Wali Kota Kendari, Sulkarnain Kadir mengatakan, tidak ada larangan shalat Idul Adha di lapangan maupun di masjid. Namun, ia tetap mengimbau kepada masyarakat agar tetap menerapkan protokol kesehatan, mengingat kasus Covid-19 belum benar-benar hilang.
“Pelaksanaan shalat ied tidak ada larangan mau di masjid ataupun lapangan tetap jalan. Tapi diingatkan tetap menjaga protokol kesehatan, jika kondisi kurang fit lebih baik dirumah saja agar pelaksanaan salat tetap khusyuk dan terhindar dari penularan,” ujarnya.
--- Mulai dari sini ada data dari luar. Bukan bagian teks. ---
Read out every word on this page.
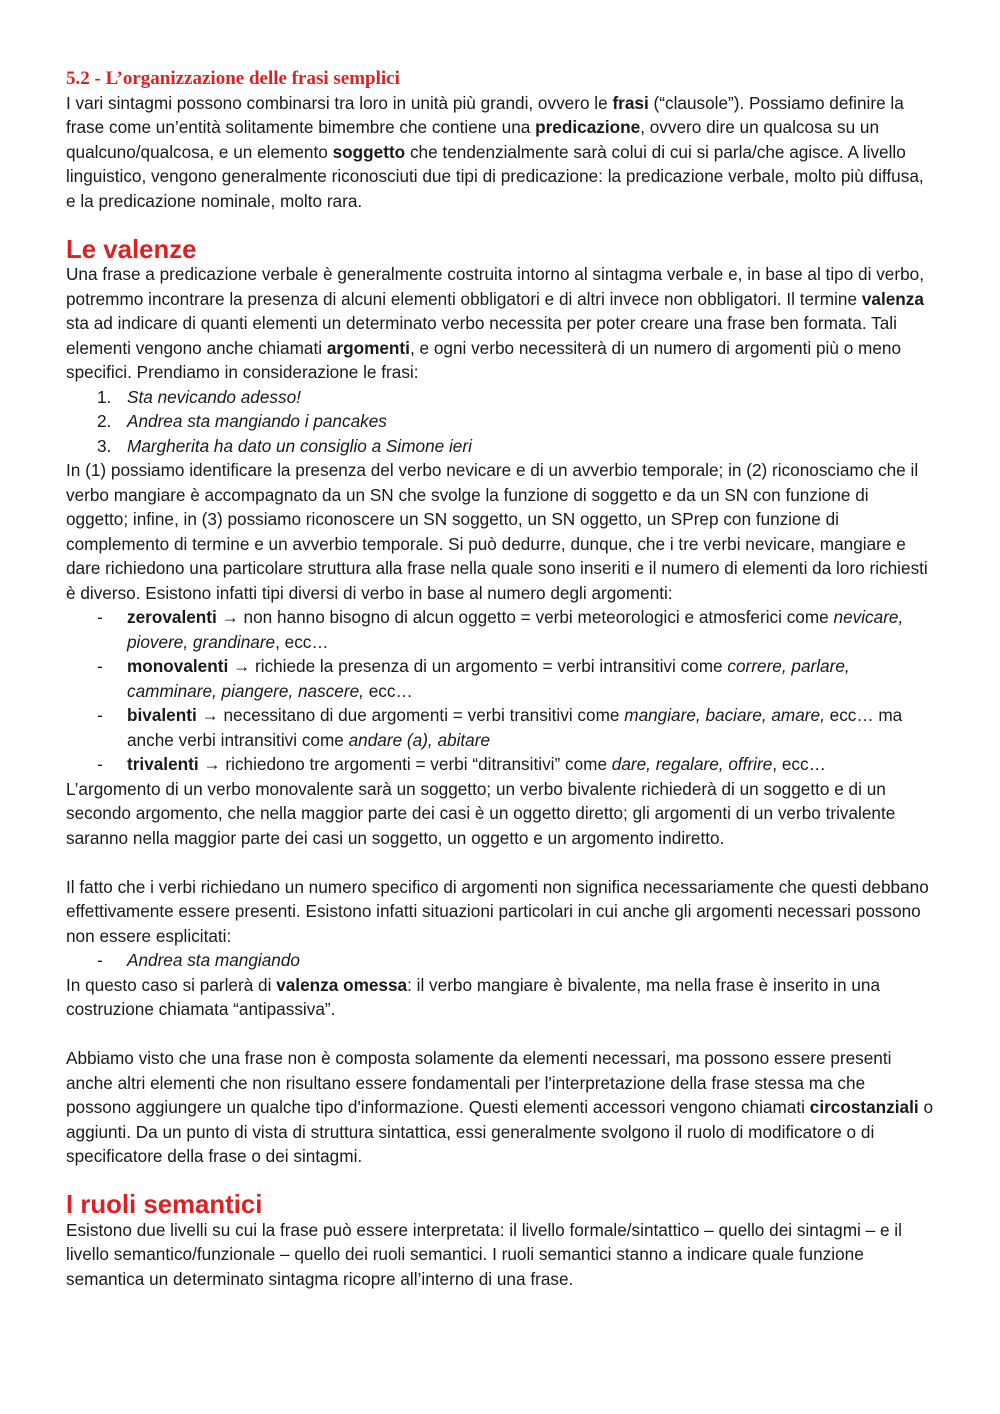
5.2 - L’organizzazione delle frasi semplici

I vari sintagmi possono combinarsi tra loro in unità più grandi, ovvero le frasi (“clausole”). Possiamo definire la frase come un’entità solitamente bimembre che contiene una predicazione, ovvero dire un qualcosa su un qualcuno/qualcosa, e un elemento soggetto che tendenzialmente sarà colui di cui si parla/che agisce. A livello linguistico, vengono generalmente riconosciuti due tipi di predicazione: la predicazione verbale, molto più diffusa, e la predicazione nominale, molto rara.

Le valenze

Una frase a predicazione verbale è generalmente costruita intorno al sintagma verbale e, in base al tipo di verbo, potremmo incontrare la presenza di alcuni elementi obbligatori e di altri invece non obbligatori. Il termine valenza sta ad indicare di quanti elementi un determinato verbo necessita per poter creare una frase ben formata. Tali elementi vengono anche chiamati argomenti, e ogni verbo necessiterà di un numero di argomenti più o meno specifici. Prendiamo in considerazione le frasi:

1. Sta nevicando adesso!
2. Andrea sta mangiando i pancakes
3. Margherita ha dato un consiglio a Simone ieri

In (1) possiamo identificare la presenza del verbo nevicare e di un avverbio temporale; in (2) riconosciamo che il verbo mangiare è accompagnato da un SN che svolge la funzione di soggetto e da un SN con funzione di oggetto; infine, in (3) possiamo riconoscere un SN soggetto, un SN oggetto, un SPrep con funzione di complemento di termine e un avverbio temporale. Si può dedurre, dunque, che i tre verbi nevicare, mangiare e dare richiedono una particolare struttura alla frase nella quale sono inseriti e il numero di elementi da loro richiesti è diverso. Esistono infatti tipi diversi di verbo in base al numero degli argomenti:

- zerovalenti → non hanno bisogno di alcun oggetto = verbi meteorologici e atmosferici come nevicare, piovere, grandinare, ecc…
- monovalenti → richiede la presenza di un argomento = verbi intransitivi come correre, parlare, camminare, piangere, nascere, ecc…
- bivalenti → necessitano di due argomenti = verbi transitivi come mangiare, baciare, amare, ecc… ma anche verbi intransitivi come andare (a), abitare
- trivalenti → richiedono tre argomenti = verbi “ditransitivi” come dare, regalare, offrire, ecc…

L’argomento di un verbo monovalente sarà un soggetto; un verbo bivalente richiederà di un soggetto e di un secondo argomento, che nella maggior parte dei casi è un oggetto diretto; gli argomenti di un verbo trivalente saranno nella maggior parte dei casi un soggetto, un oggetto e un argomento indiretto.

Il fatto che i verbi richiedano un numero specifico di argomenti non significa necessariamente che questi debbano effettivamente essere presenti. Esistono infatti situazioni particolari in cui anche gli argomenti necessari possono non essere esplicitati:

- Andrea sta mangiando

In questo caso si parlerà di valenza omessa: il verbo mangiare è bivalente, ma nella frase è inserito in una costruzione chiamata “antipassiva”.

Abbiamo visto che una frase non è composta solamente da elementi necessari, ma possono essere presenti anche altri elementi che non risultano essere fondamentali per l'interpretazione della frase stessa ma che possono aggiungere un qualche tipo d'informazione. Questi elementi accessori vengono chiamati circostanziali o aggiunti. Da un punto di vista di struttura sintattica, essi generalmente svolgono il ruolo di modificatore o di specificatore della frase o dei sintagmi.

I ruoli semantici

Esistono due livelli su cui la frase può essere interpretata: il livello formale/sintattico – quello dei sintagmi – e il livello semantico/funzionale – quello dei ruoli semantici. I ruoli semantici stanno a indicare quale funzione semantica un determinato sintagma ricopre all’interno di una frase.
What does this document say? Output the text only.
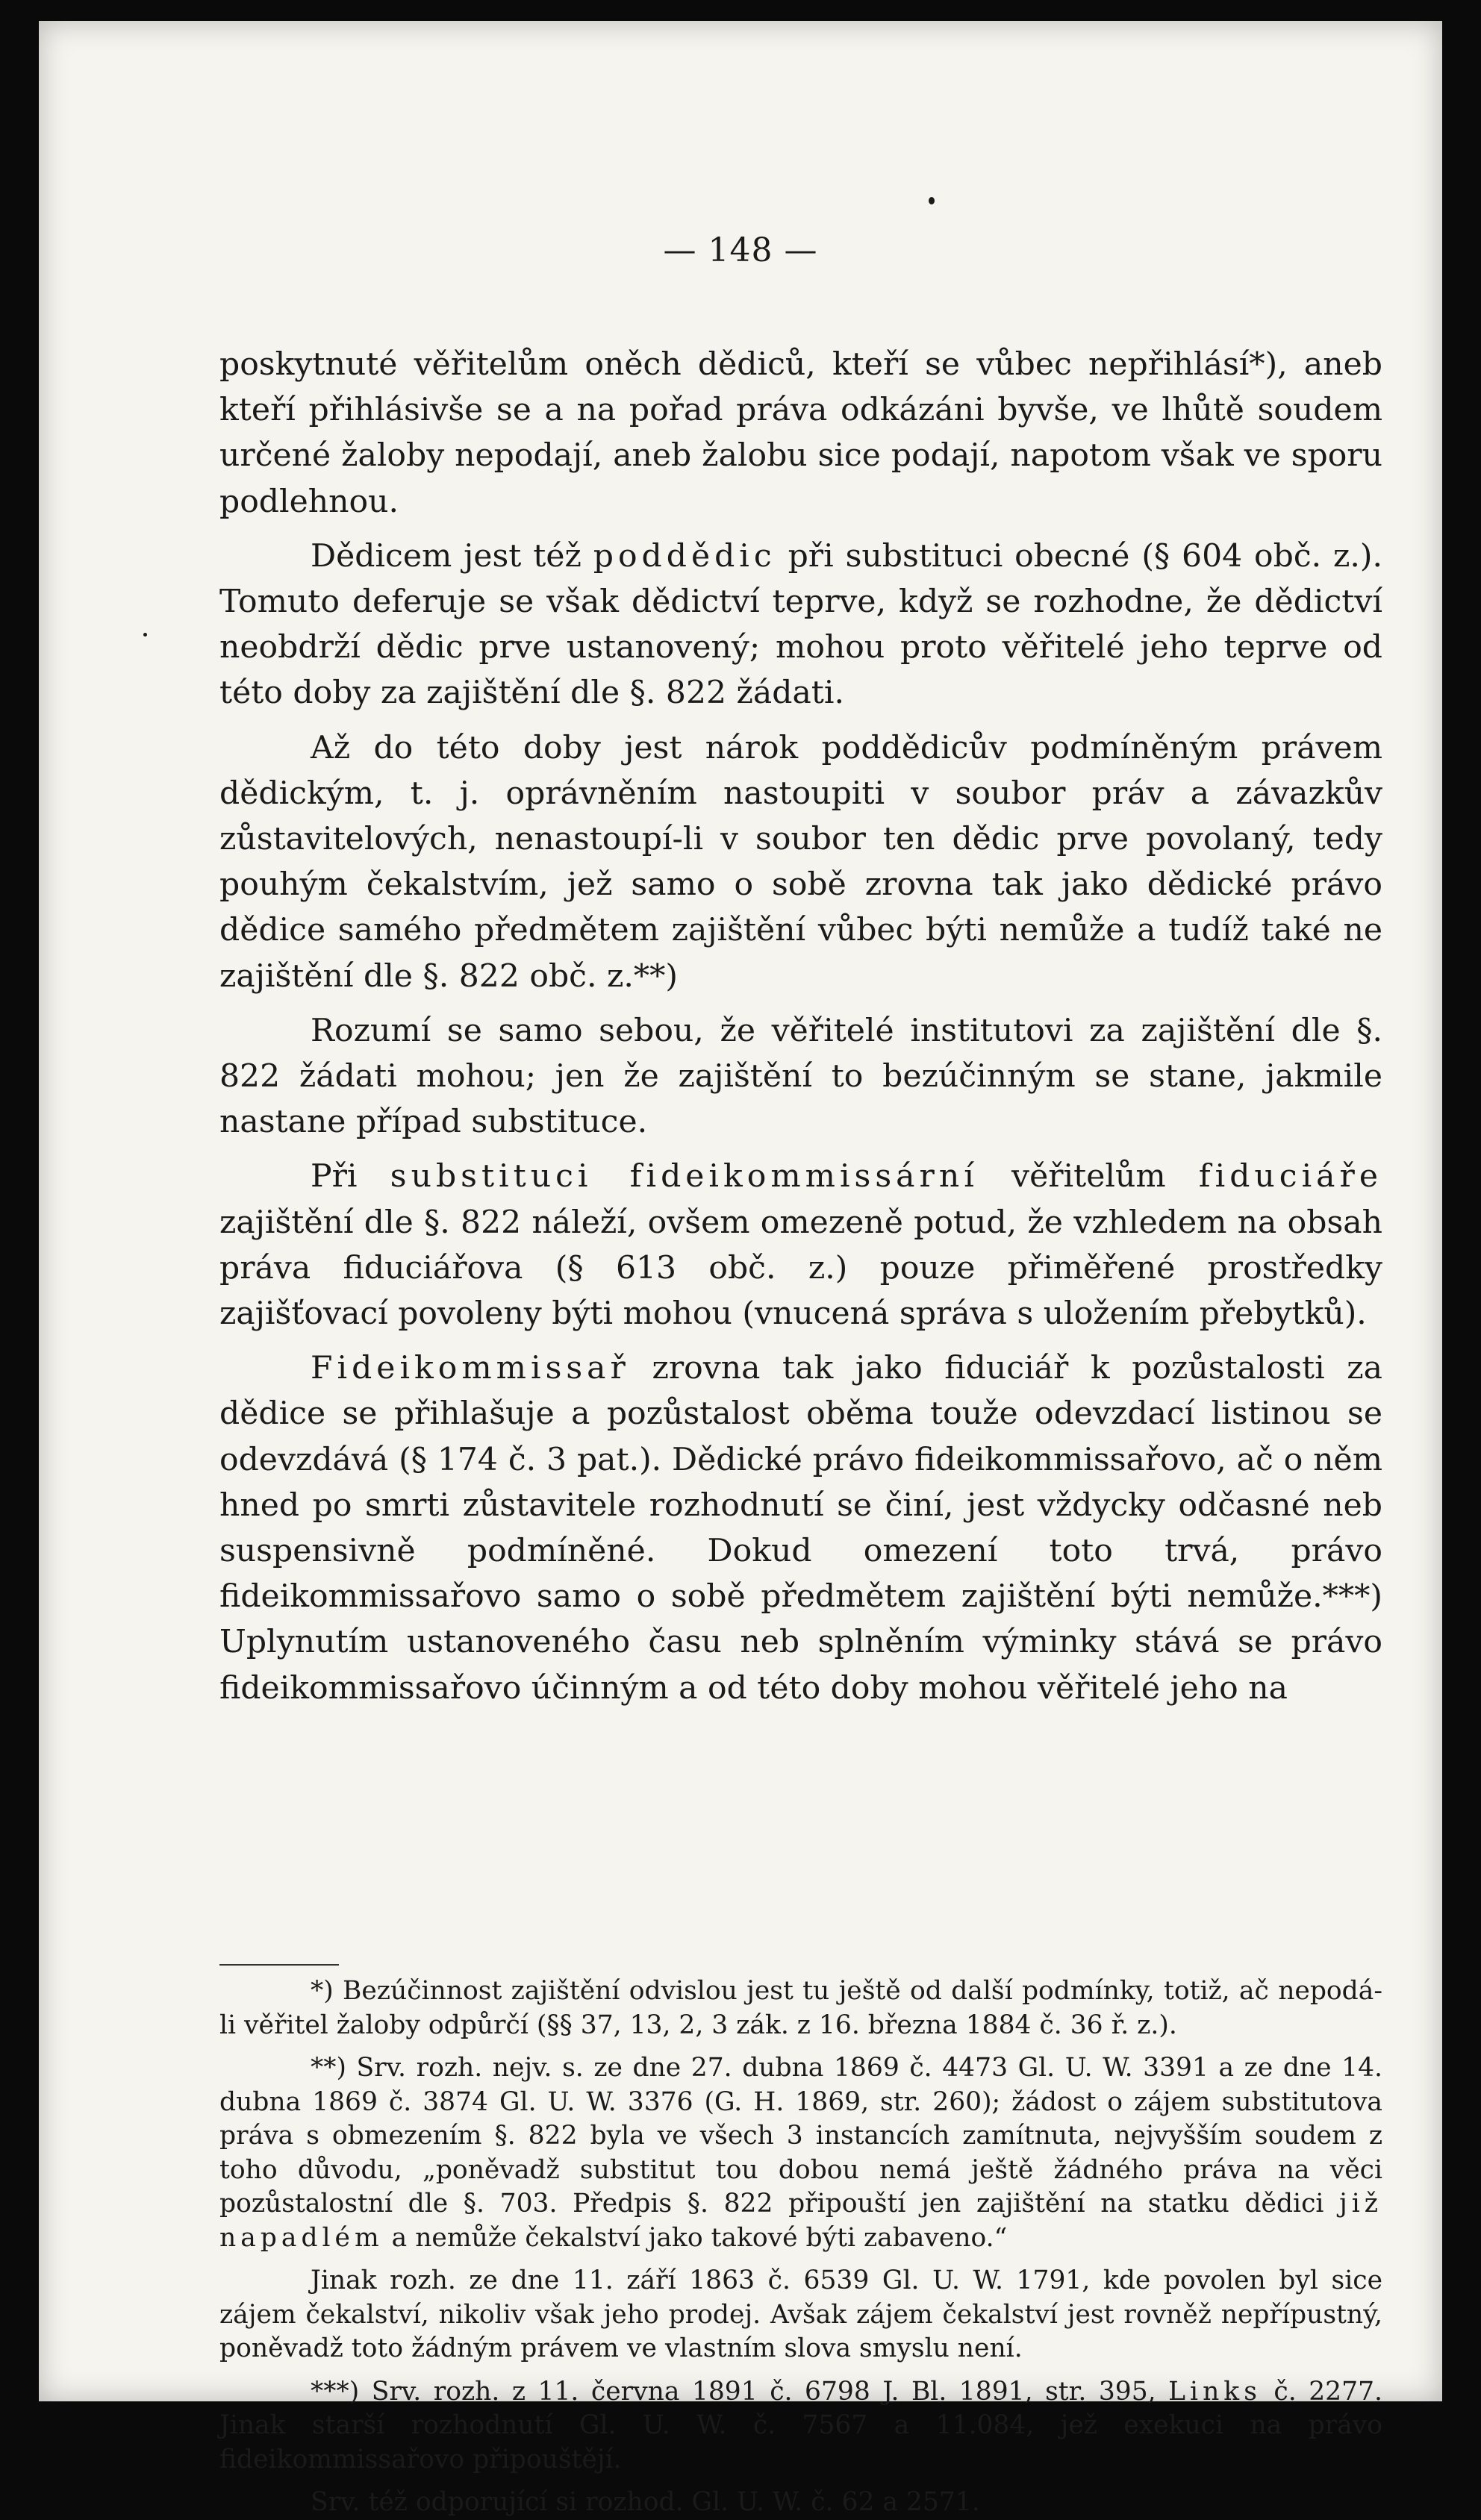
— 148 —

poskytnuté věřitelům oněch dědiců, kteří se vůbec nepřihlásí*), aneb kteří přihlásivše se a na pořad práva odkázáni byvše, ve lhůtě soudem určené žaloby nepodají, aneb žalobu sice podají, napotom však ve sporu podlehnou.

Dědicem jest též poddědic při substituci obecné (§ 604 obč. z.). Tomuto deferuje se však dědictví teprve, když se rozhodne, že dědictví neobdrží dědic prve ustanovený; mohou proto věřitelé jeho teprve od této doby za zajištění dle §. 822 žádati.

Až do této doby jest nárok poddědicův podmíněným právem dědickým, t. j. oprávněním nastoupiti v soubor práv a závazkův zůstavitelových, nenastoupí-li v soubor ten dědic prve povolaný, tedy pouhým čekalstvím, jež samo o sobě zrovna tak jako dědické právo dědice samého předmětem zajištění vůbec býti nemůže a tudíž také ne zajištění dle §. 822 obč. z.**)

Rozumí se samo sebou, že věřitelé institutovi za zajištění dle §. 822 žádati mohou; jen že zajištění to bezúčinným se stane, jakmile nastane případ substituce.

Při substituci fideikommissární věřitelům fiduciáře zajištění dle §. 822 náleží, ovšem omezeně potud, že vzhledem na obsah práva fiduciářova (§ 613 obč. z.) pouze přiměřené prostředky zajišťovací povoleny býti mohou (vnucená správa s uložením přebytků).

Fideikommissař zrovna tak jako fiduciář k pozůstalosti za dědice se přihlašuje a pozůstalost oběma touže odevzdací listinou se odevzdává (§ 174 č. 3 pat.). Dědické právo fideikommissařovo, ač o něm hned po smrti zůstavitele rozhodnutí se činí, jest vždycky odčasné neb suspensivně podmíněné. Dokud omezení toto trvá, právo fideikommissařovo samo o sobě předmětem zajištění býti nemůže.***) Uplynutím ustanoveného času neb splněním výminky stává se právo fideikommissařovo účinným a od této doby mohou věřitelé jeho na

*) Bezúčinnost zajištění odvislou jest tu ještě od další podmínky, totiž, ač nepodá-li věřitel žaloby odpůrčí (§§ 37, 13, 2, 3 zák. z 16. března 1884 č. 36 ř. z.).

**) Srv. rozh. nejv. s. ze dne 27. dubna 1869 č. 4473 Gl. U. W. 3391 a ze dne 14. dubna 1869 č. 3874 Gl. U. W. 3376 (G. H. 1869, str. 260); žádost o zájem substitutova práva s obmezením §. 822 byla ve všech 3 instancích zamítnuta, nejvyšším soudem z toho důvodu, „poněvadž substitut tou dobou nemá ještě žádného práva na věci pozůstalostní dle §. 703. Předpis §. 822 připouští jen zajištění na statku dědici již napadlém a nemůže čekalství jako takové býti zabaveno.“

Jinak rozh. ze dne 11. září 1863 č. 6539 Gl. U. W. 1791, kde povolen byl sice zájem čekalství, nikoliv však jeho prodej. Avšak zájem čekalství jest rovněž nepřípustný, poněvadž toto žádným právem ve vlastním slova smyslu není.

***) Srv. rozh. z 11. června 1891 č. 6798 J. Bl. 1891, str. 395, Links č. 2277. Jinak starší rozhodnutí Gl. U. W. č. 7567 a 11.084, jež exekuci na právo fideikommissařovo připouštějí.

Srv. též odporující si rozhod. Gl. U. W. č. 62 a 2571.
Menyikapi pelaksanaan shalat Idul Adha yang memiliki dua versi yakni tanggal 9 dan 10 Juli 2022, Sulkarnain menghimbau agar masyarakat tidak saling memperdebatkan hal itu.
“Namun harus saling menghargai keputusan masing-masing. Tidak ada larangan, bagi masyarakat yang menyakini itu tanggal 9 silahkan, itu menjadi hak dan kemerdekaan dan itu dijamin undang-undang,” pungkasnya.